Le Maroc a plaidé, jeudi à Rome, pour une approche renouvelée de l’action humanitaire internationale, davantage axée sur les solutions durables et la création des conditions permettant aux populations de sortir progressivement des crises et de réduire leur dépendance à l'aide.
Cette approche a été mise en avant par l'ambassadeur représentant permanent du Royaume auprès des agences de l'ONU à Rome, Youssef Balla, lors des discussions consacrées à la mise en œuvre du Blueprint sur la collaboration entre ces agences dans les contextes fragiles à l'occasion de la 10e réunion conjointe entre les conseils d'administration de l'Organisation des Nations Unies pour l'alimentation et l'agriculture (FAO), du Programme alimentaire mondial (PAM) et du Fonds international de développement agricole (FIDA).
À cette occasion, M. Balla a salué les progrès accomplis dans la mise en œuvre de ce cadre de collaboration, relevant que les expériences de terrain démontrent l’importance d’une action conjointe des agences onusiennes face à des crises de plus en plus complexes, prolongées et interdépendantes.
Il a, toutefois, estimé nécessaire de franchir une nouvelle étape en plaçant la sortie de crise au cœur de cette coopération.
Dans de nombreux contextes fragiles, a-t-il fait observer, les interventions internationales se poursuivent pendant des années dans des situations qui se prolongent, se répètent et tendent parfois à devenir chroniques, d'où la nécessité de s'interroger sur la capacité des dispositifs actuels à favoriser une sortie durable de la crise.
Dans un contexte de contraction des ressources financières disponibles, le diplomate marocain a souligné que la gestion des crises ne saurait être envisagée comme une situation permanente.
L'ambition collective, a-t-il soutenu, devrait être de contribuer à créer les conditions permettant aux populations de surmonter progressivement les situations de crise, tout en réduisant leur dépendance à l'aide internationale.
Il s'agit, dans cette perspective, de passer d'une logique essentiellement centrée sur la gestion des crises à une approche de transformation orientée vers des solutions durables, a-t-il indiqué.
Une telle évolution suppose, selon M. Balla, une action concertée sur les facteurs qui entretiennent la fragilité, notamment l’insécurité alimentaire, la pauvreté rurale, les déplacements, les conflits, les effets du changement climatique, la faiblesse des systèmes alimentaires et les vulnérabilités structurelles.
La collaboration entre les agences basées à Rome ne devrait ainsi pas se limiter à une meilleure coordination des interventions une fois la crise installée, mais contribuer dès le départ à construire des trajectoires de sortie de crise et à renforcer les capacités nationales et locales.
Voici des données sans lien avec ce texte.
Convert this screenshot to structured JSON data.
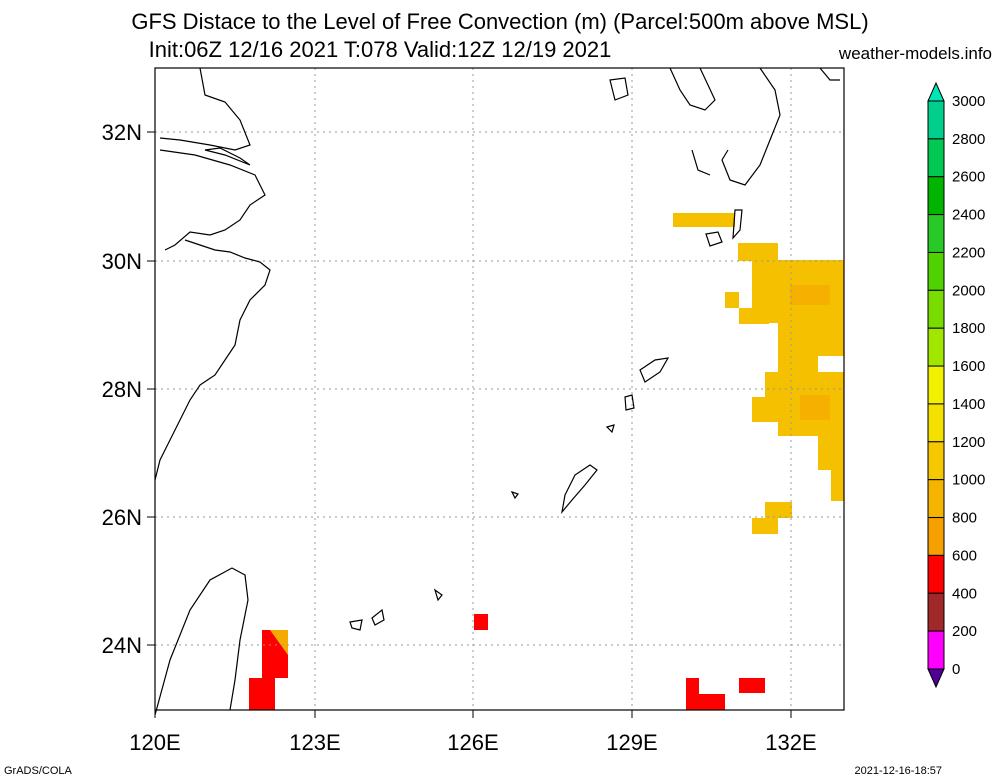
{
  "title_line1": "GFS Distace to the Level of Free Convection (m) (Parcel:500m above MSL)",
  "title_line2": "Init:06Z 12/16 2021 T:078 Valid:12Z 12/19 2021",
  "site": "weather-models.info",
  "footer_left": "GrADS/COLA",
  "footer_right": "2021-12-16-18:57",
  "map": {
    "lon_ticks": [
      "120E",
      "123E",
      "126E",
      "129E",
      "132E"
    ],
    "lat_ticks": [
      "32N",
      "30N",
      "28N",
      "26N",
      "24N"
    ]
  },
  "colorbar": {
    "labels": [
      "3000",
      "2800",
      "2600",
      "2400",
      "2200",
      "2000",
      "1800",
      "1600",
      "1400",
      "1200",
      "1000",
      "800",
      "600",
      "400",
      "200",
      "0"
    ],
    "colors": [
      "#00e6b4",
      "#00d08c",
      "#00c850",
      "#00b400",
      "#28c828",
      "#50d200",
      "#78dc00",
      "#a0e600",
      "#f0f000",
      "#f5e100",
      "#f5c800",
      "#f5b400",
      "#f5a000",
      "#ff0000",
      "#a02828",
      "#ff00ff",
      "#500096"
    ]
  },
  "colors": {
    "orange": "#f5b400",
    "red": "#ff0000",
    "cape": "#f5c800"
  }
}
M. Balla a, à cet égard, appelé à approfondir le partenariat avec les institutions financières internationales et les autres partenaires et donateurs, afin d'inscrire les interventions dans une vision de long terme.
Il a également plaidé pour que le Blueprint consacre plus explicitement cette ambition, en faisant de la transition de la gestion des crises vers des solutions durables un principe structurant de la collaboration entre les agences onusiennes basées à Rome.
"Notre succès ne devrait pas seulement se mesurer à notre capacité à répondre à une crise, mais à inscrire cette capacité dans une perspective de solutions durables et à faire en sorte que celle-ci ne devienne pas permanente", a conclu l'ambassadeur.